Il s'en est pourtant fallu de peu que ce destin ne fût bien différent.
Né en 1940 à Schönfeld, aujourd'hui en RDA, dans une famille modeste, le jeune Rudi manifeste d'abord un vif intérêt pour le sport.
Spécialiste du décathlon, discipline athlétique particulièrement difficile, il envisage même de devenir journaliste sportif. Mais, déjà, l'esprit contestataire le saisit: il refuse de faire son service militaire et passe à Berlin-Ouest en 1961. Juste avant la construction du fameux mur, qui le décidera à rester à l'Ouest...
Rudi Dutschke repasse son baccalauréat à Berlin-Ouest, y commence des études de sociologie qui constitueront bientôt un des points de passage presque obligés des étudiants contestataires européens et américains, y prépare une thèse sur le communisme en Europe. Mais surtout, il y noue des amitiés avec de petits groupes d'extrême gauche, s'intéresse aux débats d'idées qui-en particulier au sein du courant " révolutionnaire " -constituent l'une des plus solides traditions berlinoises, et se décide finalement à faire ce qui deviendra, quelques années plus tard, le " pèlerinage à La Mecque " de la contestation occidentale : il va suivre l'enseignement de Herbert Marcuse à l'université américaine de Berkeley.

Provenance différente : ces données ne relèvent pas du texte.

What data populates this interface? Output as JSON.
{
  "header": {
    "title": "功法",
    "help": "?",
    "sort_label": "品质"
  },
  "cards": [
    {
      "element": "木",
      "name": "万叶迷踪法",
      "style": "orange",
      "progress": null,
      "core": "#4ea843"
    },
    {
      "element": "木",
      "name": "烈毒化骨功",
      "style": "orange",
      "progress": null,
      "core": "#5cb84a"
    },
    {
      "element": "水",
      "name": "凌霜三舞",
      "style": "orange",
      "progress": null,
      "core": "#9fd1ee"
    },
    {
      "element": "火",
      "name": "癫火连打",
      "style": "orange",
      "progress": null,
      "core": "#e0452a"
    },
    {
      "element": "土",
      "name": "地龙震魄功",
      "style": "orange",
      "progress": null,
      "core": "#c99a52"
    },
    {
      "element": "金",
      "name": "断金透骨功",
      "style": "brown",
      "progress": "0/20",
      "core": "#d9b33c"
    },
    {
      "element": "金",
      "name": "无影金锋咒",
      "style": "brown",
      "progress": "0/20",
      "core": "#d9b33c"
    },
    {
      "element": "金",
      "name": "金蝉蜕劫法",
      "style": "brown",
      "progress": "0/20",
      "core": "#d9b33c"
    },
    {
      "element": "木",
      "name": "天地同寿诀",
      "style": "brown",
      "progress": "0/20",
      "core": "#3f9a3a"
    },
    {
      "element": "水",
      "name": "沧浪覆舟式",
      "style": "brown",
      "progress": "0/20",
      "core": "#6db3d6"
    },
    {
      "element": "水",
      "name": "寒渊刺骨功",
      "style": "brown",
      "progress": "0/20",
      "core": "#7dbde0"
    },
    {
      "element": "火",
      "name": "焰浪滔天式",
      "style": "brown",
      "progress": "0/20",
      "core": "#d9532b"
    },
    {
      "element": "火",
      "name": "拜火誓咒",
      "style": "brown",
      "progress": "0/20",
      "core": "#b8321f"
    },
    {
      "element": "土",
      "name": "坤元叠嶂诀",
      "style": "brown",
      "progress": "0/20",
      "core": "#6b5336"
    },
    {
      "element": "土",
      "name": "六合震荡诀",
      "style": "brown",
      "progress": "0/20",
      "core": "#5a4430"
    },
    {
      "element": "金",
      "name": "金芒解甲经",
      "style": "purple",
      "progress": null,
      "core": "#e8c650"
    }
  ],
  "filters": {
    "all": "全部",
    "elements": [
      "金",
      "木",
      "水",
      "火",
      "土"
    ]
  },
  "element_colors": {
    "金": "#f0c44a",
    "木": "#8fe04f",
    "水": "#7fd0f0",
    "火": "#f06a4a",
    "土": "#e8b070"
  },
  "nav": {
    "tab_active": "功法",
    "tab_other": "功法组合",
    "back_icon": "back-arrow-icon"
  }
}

Ce n'est que trois ans après son retour en Allemagne, en 1967, qu'il devient une vedette du mouvement étudiant. L'agitation gronde à Berlin-Ouest dans les milieux universitaires. Un peu partout en RFA commence à se manifester ce qu'on appellera l' " APO " ( " opposition extra-parlementaire " ).
Le 2 juin, une violente manifestation est organisée-déjà-contre la visite du chah d'Iran. Rudi Dutschke, dont on avait vu depuis plusieurs années l'éternel blouson de cuir noir au milieu de foules en colère, manifeste cette fois-ci son talent non d'organisateur ou d'homme d'appareil, mais d'orateur.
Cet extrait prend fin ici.